« Renforcer le néerlandais à Bruxelles n’est pas une punition »
Plus de 90 % des écoles bruxelloises participent à « Ieder Kind Taalheld », un programme visant à renforcer le néerlandais. Dans un entretien avec 21News, Cieltje Van Achter explique pourquoi cette initiative est devenue indispensable.
Publié par Vanille Dujardin
Résumé de l'article
Pour la ministre Cieltje Van Achter, renforcer le néerlandais à Bruxelles est avant tout une manière d’offrir davantage de chances aux enfants.
Le projet fait partie du ToTaalplan Nederlands de la ministre bruxelloise.
Comment expliquez-vous que Bruxelles, où les défis linguistiques sont les plus importants, affiche aussi le taux de participation le plus élevé ?
C’est évidemment frappant, mais finalement assez logique. Justement parce que les défis linguistiques sont énormes à Bruxelles, les écoles ressentent fortement le besoin d’un soutien supplémentaire. Avec 97 % d’écoles inscrites, les écoles bruxelloises montrent qu’elles veulent avancer. Elles prennent leurs responsabilités et placent le néerlandais très haut dans leurs priorités.
Il existe déjà plusieurs initiatives linguistiques à Bruxelles. Qu’est-ce qui distingue ‘Ieder Kind Taalheld’ des projets précédents ?
Bruxelles ne part effectivement pas de zéro. Il existe déjà beaucoup d’expertise autour des politiques linguistiques. Grâce aux experts linguistiques, les écoles disposent d’une personne au sein de l’équipe qui pilote cette politique, soutient les enseignants et ancre le néerlandais dans la pratique quotidienne des classes. Il ne s’agit donc pas d’un projet ponctuel, mais d’une expertise durable au sein des écoles.
Comment allez-vous mesurer si ce programme fonctionne réellement dans les classes ?
Au final, cela doit se voir dans le développement linguistique des élèves et dans la manière dont les écoles mettent en œuvre leur politique linguistique. Nous devrons donc nous appuyer sur des instruments existants comme KOALA, les tests flamands et le suivi effectué par les écoles elles-mêmes. Mais il sera tout aussi important de voir si les enseignants se sentent mieux soutenus et si la politique linguistique se traduit réellement dans la pratique quotidienne.
Les enseignants dénoncent souvent un manque de temps et de moyens. Les experts linguistiques peuvent-ils réellement faire la différence ?
Les experts linguistiques ne sont pas une solution miracle à tous les problèmes, et certainement pas à la pénurie d’enseignants. Mais ils peuvent jouer un rôle important en renforçant l’expertise au sein des écoles. Ils aident leurs collègues, structurent la politique linguistique et évitent que les enseignants se sentent seuls face à ces défis. L’objectif n’est pas d’ajouter du travail administratif, mais d’offrir davantage de soutien concret sur le terrain.

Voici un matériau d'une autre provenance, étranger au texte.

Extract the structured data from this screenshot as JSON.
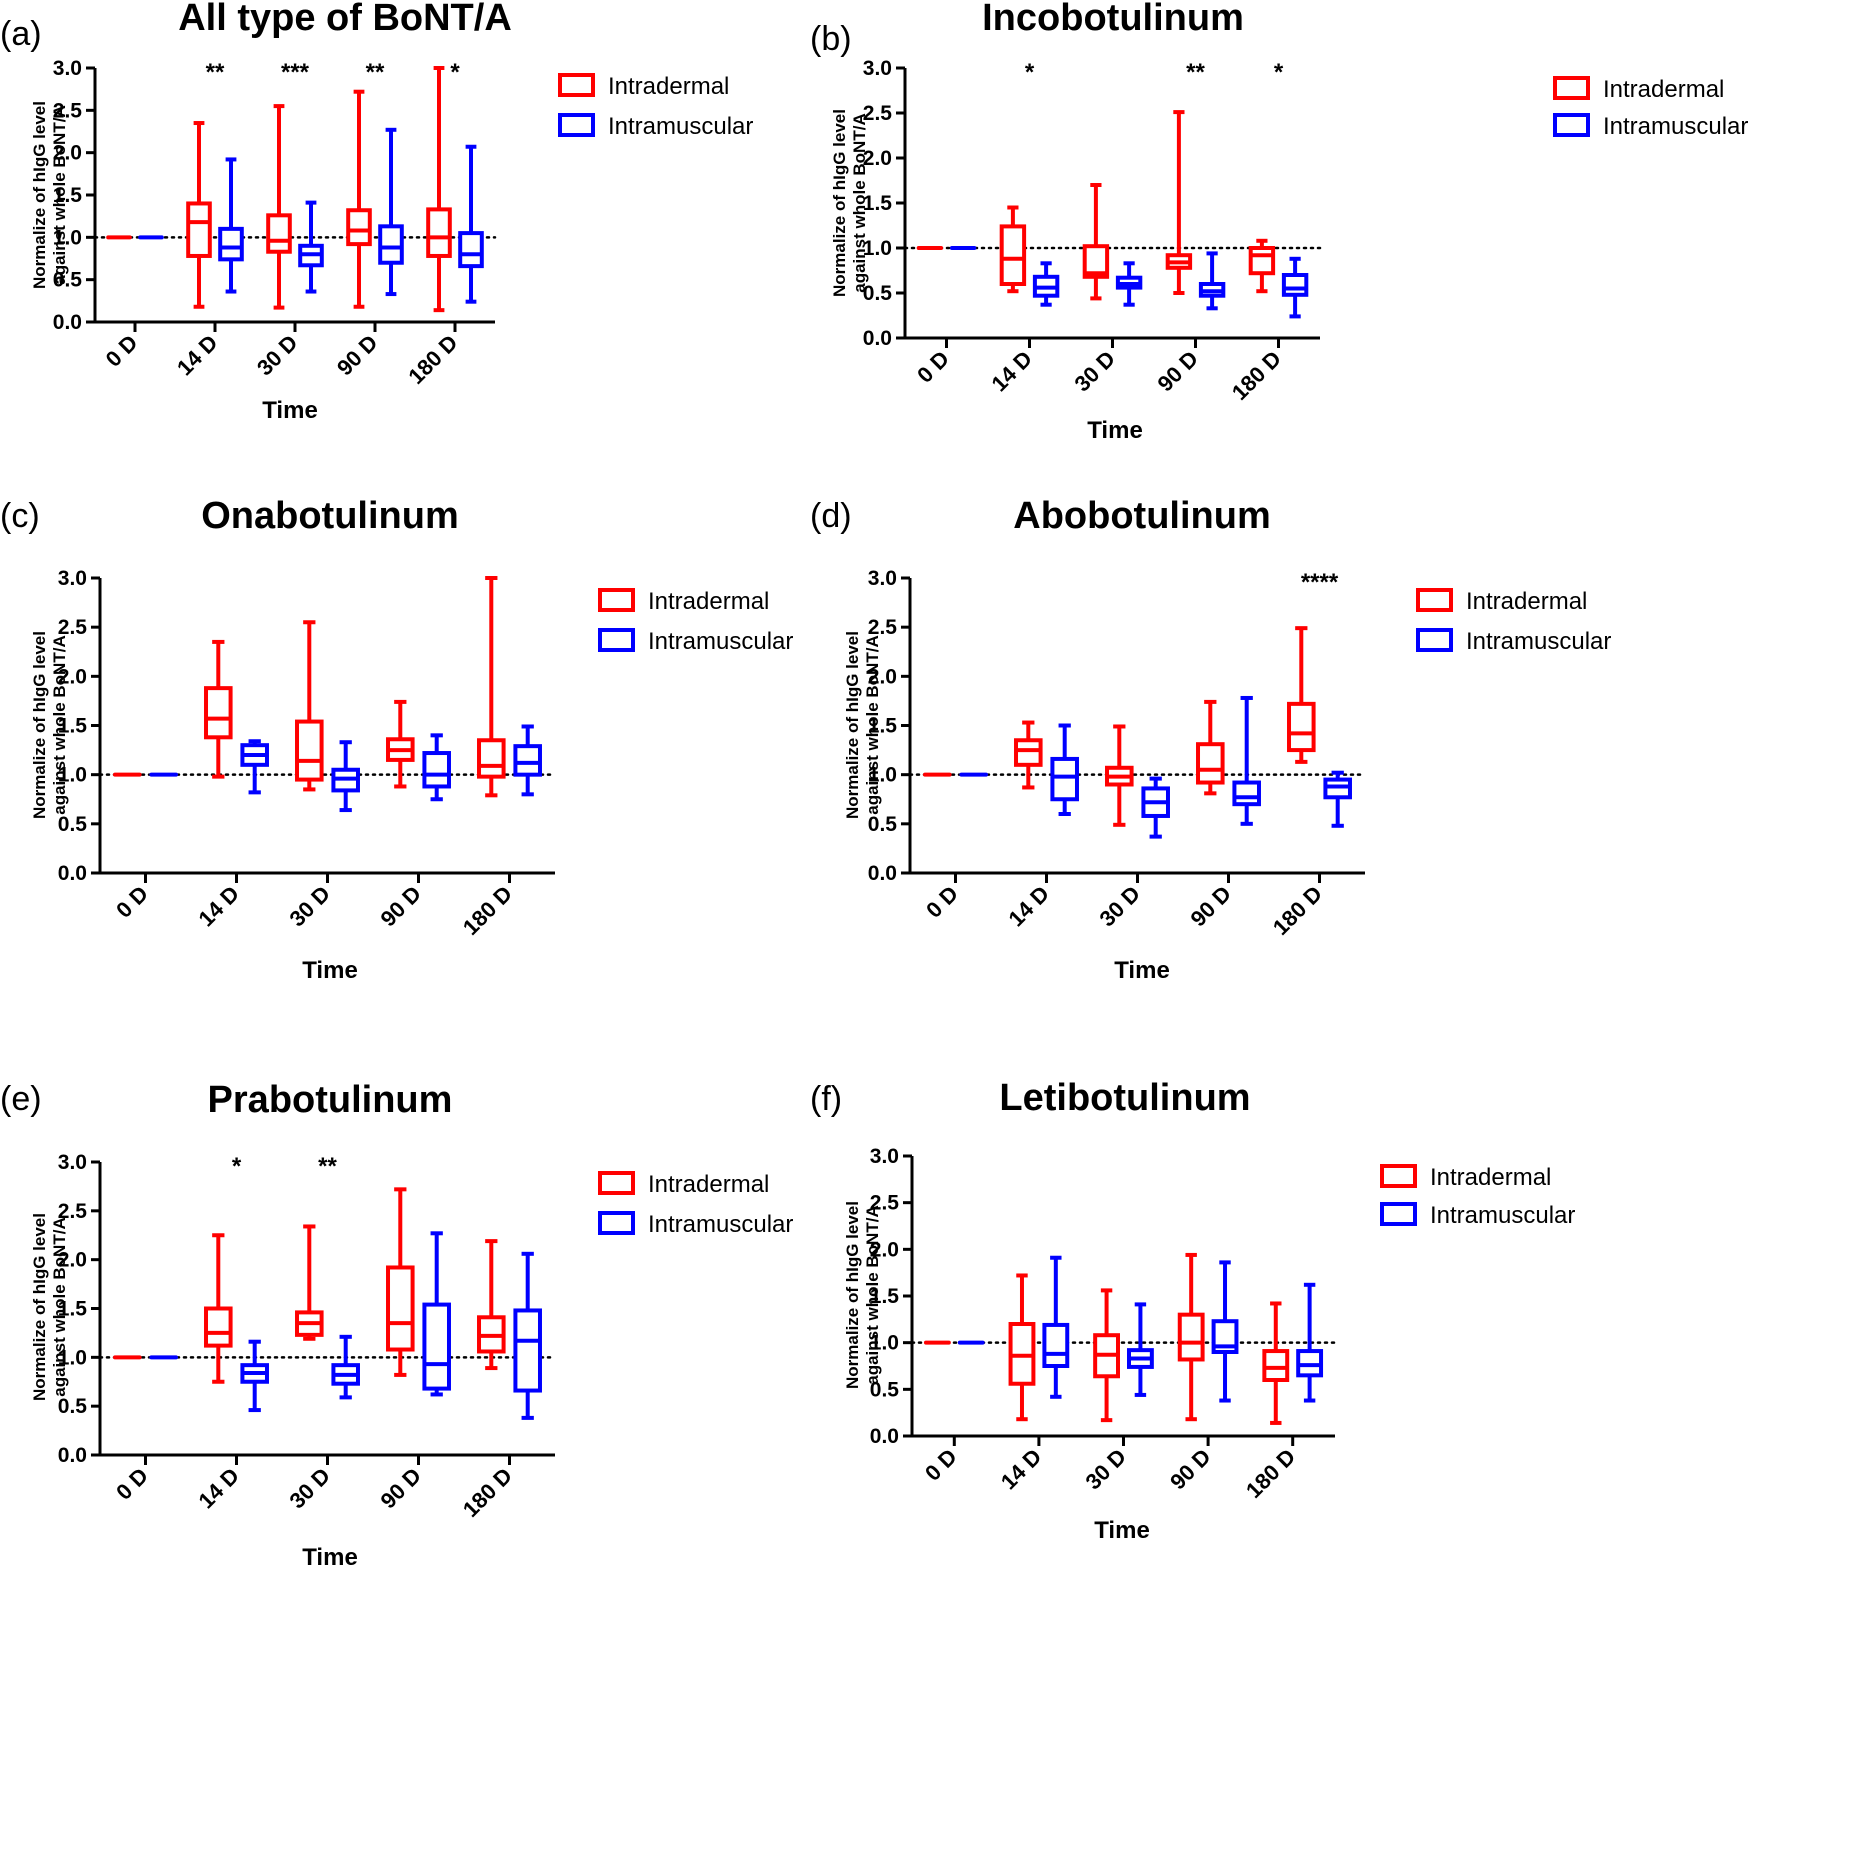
{
  "figure": {
    "colors": {
      "intradermal": "#ff0000",
      "intramuscular": "#0000ff",
      "axis": "#000000"
    }
  },
  "chart_data": [
    {
      "panel_label": "(a)",
      "title": "All type of BoNT/A",
      "type": "box",
      "xlabel": "Time",
      "ylabel_lines": [
        "Normalize of hIgG level",
        "against whole BoNT/A"
      ],
      "categories": [
        "0 D",
        "14 D",
        "30 D",
        "90 D",
        "180 D"
      ],
      "ylim": [
        0,
        3
      ],
      "yticks": [
        "0.0",
        "0.5",
        "1.0",
        "1.5",
        "2.0",
        "2.5",
        "3.0"
      ],
      "reference_line": 1.0,
      "legend": [
        "Intradermal",
        "Intramuscular"
      ],
      "significance": [
        "",
        "**",
        "***",
        "**",
        "*"
      ],
      "series": [
        {
          "name": "Intradermal",
          "boxes": [
            [
              1,
              1,
              1,
              1,
              1
            ],
            [
              0.18,
              0.78,
              1.18,
              1.4,
              2.35
            ],
            [
              0.17,
              0.83,
              0.96,
              1.26,
              2.55
            ],
            [
              0.18,
              0.92,
              1.08,
              1.32,
              2.72
            ],
            [
              0.14,
              0.78,
              1.0,
              1.33,
              3.0
            ]
          ]
        },
        {
          "name": "Intramuscular",
          "boxes": [
            [
              1,
              1,
              1,
              1,
              1
            ],
            [
              0.36,
              0.74,
              0.88,
              1.1,
              1.92
            ],
            [
              0.36,
              0.67,
              0.8,
              0.9,
              1.41
            ],
            [
              0.33,
              0.7,
              0.88,
              1.13,
              2.27
            ],
            [
              0.24,
              0.66,
              0.8,
              1.05,
              2.07
            ]
          ]
        }
      ]
    },
    {
      "panel_label": "(b)",
      "title": "Incobotulinum",
      "type": "box",
      "xlabel": "Time",
      "ylabel_lines": [
        "Normalize of hIgG level",
        "against whole BoNT/A"
      ],
      "categories": [
        "0 D",
        "14 D",
        "30 D",
        "90 D",
        "180 D"
      ],
      "ylim": [
        0,
        3
      ],
      "yticks": [
        "0.0",
        "0.5",
        "1.0",
        "1.5",
        "2.0",
        "2.5",
        "3.0"
      ],
      "reference_line": 1.0,
      "legend": [
        "Intradermal",
        "Intramuscular"
      ],
      "significance": [
        "",
        "*",
        "",
        "**",
        "*"
      ],
      "series": [
        {
          "name": "Intradermal",
          "boxes": [
            [
              1,
              1,
              1,
              1,
              1
            ],
            [
              0.52,
              0.6,
              0.88,
              1.24,
              1.45
            ],
            [
              0.44,
              0.68,
              0.72,
              1.02,
              1.7
            ],
            [
              0.5,
              0.78,
              0.84,
              0.92,
              2.51
            ],
            [
              0.52,
              0.72,
              0.92,
              1.0,
              1.08
            ]
          ]
        },
        {
          "name": "Intramuscular",
          "boxes": [
            [
              1,
              1,
              1,
              1,
              1
            ],
            [
              0.37,
              0.47,
              0.56,
              0.68,
              0.83
            ],
            [
              0.37,
              0.56,
              0.6,
              0.67,
              0.83
            ],
            [
              0.33,
              0.47,
              0.52,
              0.6,
              0.94
            ],
            [
              0.24,
              0.48,
              0.55,
              0.7,
              0.88
            ]
          ]
        }
      ]
    },
    {
      "panel_label": "(c)",
      "title": "Onabotulinum",
      "type": "box",
      "xlabel": "Time",
      "ylabel_lines": [
        "Normalize of hIgG level",
        "against whole BoNT/A"
      ],
      "categories": [
        "0 D",
        "14 D",
        "30 D",
        "90 D",
        "180 D"
      ],
      "ylim": [
        0,
        3
      ],
      "yticks": [
        "0.0",
        "0.5",
        "1.0",
        "1.5",
        "2.0",
        "2.5",
        "3.0"
      ],
      "reference_line": 1.0,
      "legend": [
        "Intradermal",
        "Intramuscular"
      ],
      "significance": [
        "",
        "",
        "",
        "",
        ""
      ],
      "series": [
        {
          "name": "Intradermal",
          "boxes": [
            [
              1,
              1,
              1,
              1,
              1
            ],
            [
              0.98,
              1.38,
              1.57,
              1.88,
              2.35
            ],
            [
              0.85,
              0.95,
              1.14,
              1.54,
              2.55
            ],
            [
              0.88,
              1.15,
              1.25,
              1.36,
              1.74
            ],
            [
              0.79,
              0.98,
              1.09,
              1.35,
              3.0
            ]
          ]
        },
        {
          "name": "Intramuscular",
          "boxes": [
            [
              1,
              1,
              1,
              1,
              1
            ],
            [
              0.82,
              1.1,
              1.2,
              1.3,
              1.34
            ],
            [
              0.64,
              0.84,
              0.96,
              1.05,
              1.33
            ],
            [
              0.75,
              0.88,
              1.0,
              1.22,
              1.4
            ],
            [
              0.8,
              1.0,
              1.12,
              1.29,
              1.49
            ]
          ]
        }
      ]
    },
    {
      "panel_label": "(d)",
      "title": "Abobotulinum",
      "type": "box",
      "xlabel": "Time",
      "ylabel_lines": [
        "Normalize of hIgG level",
        "against whole BoNT/A"
      ],
      "categories": [
        "0 D",
        "14 D",
        "30 D",
        "90 D",
        "180 D"
      ],
      "ylim": [
        0,
        3
      ],
      "yticks": [
        "0.0",
        "0.5",
        "1.0",
        "1.5",
        "2.0",
        "2.5",
        "3.0"
      ],
      "reference_line": 1.0,
      "legend": [
        "Intradermal",
        "Intramuscular"
      ],
      "significance": [
        "",
        "",
        "",
        "",
        "****"
      ],
      "series": [
        {
          "name": "Intradermal",
          "boxes": [
            [
              1,
              1,
              1,
              1,
              1
            ],
            [
              0.87,
              1.1,
              1.25,
              1.35,
              1.53
            ],
            [
              0.49,
              0.9,
              0.98,
              1.07,
              1.49
            ],
            [
              0.81,
              0.92,
              1.05,
              1.31,
              1.74
            ],
            [
              1.13,
              1.25,
              1.42,
              1.72,
              2.49
            ]
          ]
        },
        {
          "name": "Intramuscular",
          "boxes": [
            [
              1,
              1,
              1,
              1,
              1
            ],
            [
              0.6,
              0.75,
              0.98,
              1.16,
              1.5
            ],
            [
              0.37,
              0.58,
              0.72,
              0.86,
              0.96
            ],
            [
              0.5,
              0.7,
              0.77,
              0.92,
              1.78
            ],
            [
              0.48,
              0.77,
              0.88,
              0.95,
              1.02
            ]
          ]
        }
      ]
    },
    {
      "panel_label": "(e)",
      "title": "Prabotulinum",
      "type": "box",
      "xlabel": "Time",
      "ylabel_lines": [
        "Normalize of hIgG level",
        "against whole BoNT/A"
      ],
      "categories": [
        "0 D",
        "14 D",
        "30 D",
        "90 D",
        "180 D"
      ],
      "ylim": [
        0,
        3
      ],
      "yticks": [
        "0.0",
        "0.5",
        "1.0",
        "1.5",
        "2.0",
        "2.5",
        "3.0"
      ],
      "reference_line": 1.0,
      "legend": [
        "Intradermal",
        "Intramuscular"
      ],
      "significance": [
        "",
        "*",
        "**",
        "",
        ""
      ],
      "series": [
        {
          "name": "Intradermal",
          "boxes": [
            [
              1,
              1,
              1,
              1,
              1
            ],
            [
              0.75,
              1.12,
              1.25,
              1.5,
              2.25
            ],
            [
              1.19,
              1.23,
              1.35,
              1.46,
              2.34
            ],
            [
              0.82,
              1.08,
              1.35,
              1.92,
              2.72
            ],
            [
              0.89,
              1.06,
              1.22,
              1.41,
              2.19
            ]
          ]
        },
        {
          "name": "Intramuscular",
          "boxes": [
            [
              1,
              1,
              1,
              1,
              1
            ],
            [
              0.46,
              0.75,
              0.84,
              0.92,
              1.16
            ],
            [
              0.59,
              0.73,
              0.82,
              0.92,
              1.21
            ],
            [
              0.62,
              0.68,
              0.93,
              1.54,
              2.27
            ],
            [
              0.38,
              0.66,
              1.17,
              1.48,
              2.06
            ]
          ]
        }
      ]
    },
    {
      "panel_label": "(f)",
      "title": "Letibotulinum",
      "type": "box",
      "xlabel": "Time",
      "ylabel_lines": [
        "Normalize of hIgG level",
        "against whole BoNT/A"
      ],
      "categories": [
        "0 D",
        "14 D",
        "30 D",
        "90 D",
        "180 D"
      ],
      "ylim": [
        0,
        3
      ],
      "yticks": [
        "0.0",
        "0.5",
        "1.0",
        "1.5",
        "2.0",
        "2.5",
        "3.0"
      ],
      "reference_line": 1.0,
      "legend": [
        "Intradermal",
        "Intramuscular"
      ],
      "significance": [
        "",
        "",
        "",
        "",
        ""
      ],
      "series": [
        {
          "name": "Intradermal",
          "boxes": [
            [
              1,
              1,
              1,
              1,
              1
            ],
            [
              0.18,
              0.56,
              0.86,
              1.2,
              1.72
            ],
            [
              0.17,
              0.64,
              0.87,
              1.08,
              1.56
            ],
            [
              0.18,
              0.82,
              1.0,
              1.3,
              1.94
            ],
            [
              0.14,
              0.6,
              0.73,
              0.91,
              1.42
            ]
          ]
        },
        {
          "name": "Intramuscular",
          "boxes": [
            [
              1,
              1,
              1,
              1,
              1
            ],
            [
              0.42,
              0.75,
              0.88,
              1.19,
              1.91
            ],
            [
              0.44,
              0.74,
              0.83,
              0.92,
              1.41
            ],
            [
              0.38,
              0.9,
              0.96,
              1.23,
              1.86
            ],
            [
              0.38,
              0.65,
              0.76,
              0.91,
              1.62
            ]
          ]
        }
      ]
    }
  ]
}
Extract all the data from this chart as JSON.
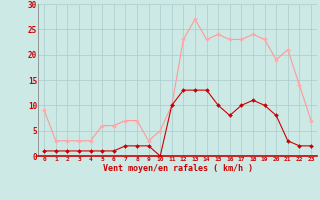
{
  "hours": [
    0,
    1,
    2,
    3,
    4,
    5,
    6,
    7,
    8,
    9,
    10,
    11,
    12,
    13,
    14,
    15,
    16,
    17,
    18,
    19,
    20,
    21,
    22,
    23
  ],
  "vent_moyen": [
    1,
    1,
    1,
    1,
    1,
    1,
    1,
    2,
    2,
    2,
    0,
    10,
    13,
    13,
    13,
    10,
    8,
    10,
    11,
    10,
    8,
    3,
    2,
    2
  ],
  "rafales": [
    9,
    3,
    3,
    3,
    3,
    6,
    6,
    7,
    7,
    3,
    5,
    10,
    23,
    27,
    23,
    24,
    23,
    23,
    24,
    23,
    19,
    21,
    14,
    7
  ],
  "bg_color": "#cce9e5",
  "grid_color": "#aacccc",
  "line_moyen_color": "#cc0000",
  "line_rafales_color": "#ff9999",
  "marker_moyen_color": "#cc0000",
  "marker_rafales_color": "#ffaaaa",
  "xlabel": "Vent moyen/en rafales ( km/h )",
  "xlabel_color": "#cc0000",
  "tick_color": "#cc0000",
  "axis_color": "#cc0000",
  "ylim": [
    0,
    30
  ],
  "yticks": [
    0,
    5,
    10,
    15,
    20,
    25,
    30
  ],
  "xlim": [
    -0.5,
    23.5
  ]
}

Où constatez-vous aujourd’hui les plus grands manques en matière d’environnements néerlandophones à Bruxelles ? Le néerlandais devient-il davantage une langue scolaire qu’une langue familiale ?
77 % des enfants de l’enseignement primaire néerlandophone à Bruxelles ont une autre langue maternelle que le néerlandais. C’est une réalité dont il faut tenir compte. C’est pourquoi les enfants doivent aussi avoir davantage d’occasions d’entendre, de pratiquer et d’utiliser le néerlandais en dehors de la classe : dans les garderies, les loisirs, les clubs sportifs, les bibliothèques, les activités de vacances ou encore via les parents. C’est précisément pour cela que le ToTaalplan Nederlands est si important. Une langue s’apprend en la pratiquant et en l’utilisant.
Certains critiques craignent qu’un renforcement du néerlandais mette davantage de pression sur les élèves étrangers. Comprenez-vous cette critique ?
Au contraire, il s’agit de donner plus d’opportunités. Renforcer le néerlandais n’est ni une punition ni une exclusion. C’est donner aux enfants la clé pour pouvoir suivre à l’école, poursuivre des études, accéder au marché du travail et trouver leur place dans la société.
Quel est l’objectif final de votre ToTaalplan Nederlands ?
Avec le ToTaalplan Nederlands, nous voulons rendre le néerlandais plus visible, plus fort et plus naturel dans la vie quotidienne des enfants et des jeunes bruxellois. Parce que la langue ouvre des portes. Plus on maîtrise le néerlandais, plus on est fort à l’école, sur le marché du travail, à Bruxelles, en Flandre et dans la société. Notre ambition est que les enfants bruxellois aient cette clé en main.